The diversity issues also extend beyond Bon Appétit’s videos, which have been criticized for their lack of nonwhite representation, as well as misrepresenting and appropriating the non-American and Eurocentric foods that they do show. “There have been calls for years to diversify the videos, to diversify the staff, to diversify the content, but nothing happens,” Rick Martinez, a Bon Appétit contributor and former senior food editor, told Business Insider. He said that he felt pressure to keep making food from his own Mexican American background, despite fears of being “pigeonholed.” Andrew Knowlton, a former deputy editor of the magazine, allegedly “once asked Martinez whether he was ‘a one-trick pony’ because of his focus on Mexican cuisine” and “told Martinez that his job developing Mexican recipes must have been easier because of his childhood eating his mother’s cooking,” Business Insider reported.

Sources also described an atmosphere of exclusion, with mostly “young, attractive, mostly white or white-adjacent … and upper-middle class” employees, some of whom were decidedly in the “in crowd” at the publication. “You see your coworkers every day of your life, and to go into work every day and feel isolated is misery-inducing … Nowhere have I ever felt more isolated than at Bon Appétit,” said Nikita Richardson, a Black former employee who now writes for New York magazine. She recalled a day in early 2017, when she and another nonwhite staffer, Alyse Whitney, had been in Bon Appetit’s famed test kitchen, chatting with two white staffers. They said that later that day, they received an email from Carla Lalli Music, then-food director and currently an editor at large, telling them and other staffers not to visit the test kitchen again without permission. But white staffers continued to go to the test kitchen, apparently without consequence, Whitney alleged.

In response to Business Insider’s queries, Conde Nast refuted the claim that nonwhite video talent were “not paid for their work,” and wrote that the company has a “zero-tolerance policy toward discrimination and harassment in all forms.” In a staff meeting, the Daily Beast’s Max Tani reported, Conde Nast CEO Roger Lynch said that the company is “accelerating our first ever diversity and inclusion report” (n.b.

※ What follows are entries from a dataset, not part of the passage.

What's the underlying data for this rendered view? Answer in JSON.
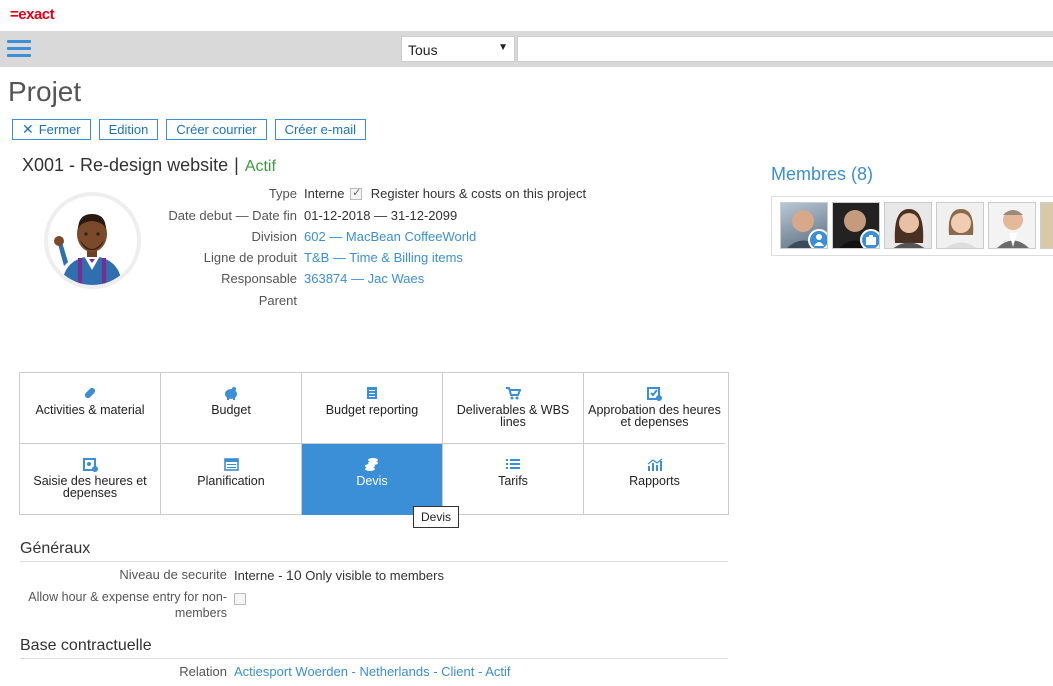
{
  "app": {
    "logo": "=exact"
  },
  "topbar": {
    "scope_value": "Tous",
    "search_placeholder": ""
  },
  "page": {
    "title": "Projet"
  },
  "toolbar": {
    "close_label": "Fermer",
    "edit_label": "Edition",
    "create_letter_label": "Créer courrier",
    "create_email_label": "Créer e-mail"
  },
  "project": {
    "code_name": "X001 - Re-design website",
    "separator": "|",
    "status": "Actif",
    "fields": {
      "type_label": "Type",
      "type_value": "Interne",
      "register_label": "Register hours & costs on this project",
      "register_checked": true,
      "dates_label": "Date debut — Date fin",
      "dates_value": "01-12-2018 — 31-12-2099",
      "division_label": "Division",
      "division_value": "602 — MacBean CoffeeWorld",
      "product_line_label": "Ligne de produit",
      "product_line_value": "T&B — Time & Billing items",
      "manager_label": "Responsable",
      "manager_value": "363874 — Jac Waes",
      "parent_label": "Parent",
      "parent_value": ""
    }
  },
  "tiles": [
    {
      "label": "Activities & material",
      "icon": "pill-icon"
    },
    {
      "label": "Budget",
      "icon": "piggy-bank-icon"
    },
    {
      "label": "Budget reporting",
      "icon": "ledger-icon"
    },
    {
      "label": "Deliverables & WBS lines",
      "icon": "cart-icon"
    },
    {
      "label": "Approbation des heures et depenses",
      "icon": "approval-icon"
    },
    {
      "label": "Saisie des heures et depenses",
      "icon": "time-entry-icon"
    },
    {
      "label": "Planification",
      "icon": "calendar-icon"
    },
    {
      "label": "Devis",
      "icon": "coins-icon",
      "active": true
    },
    {
      "label": "Tarifs",
      "icon": "list-icon"
    },
    {
      "label": "Rapports",
      "icon": "chart-icon"
    }
  ],
  "tooltip": {
    "text": "Devis"
  },
  "general": {
    "title": "Généraux",
    "security_label": "Niveau de securite",
    "security_value_prefix": "Interne - ",
    "security_value_level": "10",
    "security_value_desc": "Only visible to members",
    "allow_entry_label": "Allow hour & expense entry for non-members",
    "allow_entry_checked": false
  },
  "contract": {
    "title": "Base contractuelle",
    "relation_label": "Relation",
    "relation_value": "Actiesport Woerden - Netherlands - Client - Actif"
  },
  "members": {
    "title": "Membres (8)",
    "photos": [
      "member-1",
      "member-2",
      "member-3",
      "member-4",
      "member-5",
      "member-6"
    ]
  },
  "colors": {
    "accent": "#3a8fd6",
    "brand": "#e2001a",
    "status_active": "#3c9a3c"
  }
}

Conde Nast has existed since 1909) to be published later this summer, and a pay-equity analysis, to be published at the end of the year.

On June 10, Bon Appetit and its sister brand Epicurious published an apology, stating:

We have been complicit with a culture we don’t agree with and are committed to change. Our mastheads have been far too white for far too long. As a result, the recipes, stories, and people we’ve highlighted have too often come from a white-centric viewpoint. At times we have treated non-white stories as “not newsworthy” or “trendy.” Other times we have appropriated, co-opted, and Columbused them. While we’ve hired more people of color, we have continued to tokenize many BIPOC staffers and contributors in our videos and on our pages. Many new BIPOC hires have been in entry-level positions with little power, and we will be looking to accelerate their career advancement and pay. Black staffers have been saddled with contributing racial education to our staffs and appearing in editorial and promotional photo shoots to make our brands seem more diverse. We haven’t properly learned from or taken ownership of our mistakes. But things are going to change.

What that change entails, according to the post, includes prioritizing people of color for the now-open role of editor-in-chief, implementing anti-racism training, resolving pay inequities, hiring more freelancers of color and launching columns written by people of color, shifting coverage to “center, rather than patronize” marginalized people, revamping the recipe development process, and more broadly, “dismantling the toxic, top-down culture that has hurt many members of our staff.”

“This is just the start. We want to be transparent, accountable, and active as we begin to dismantle racism at our brands,” the post reads.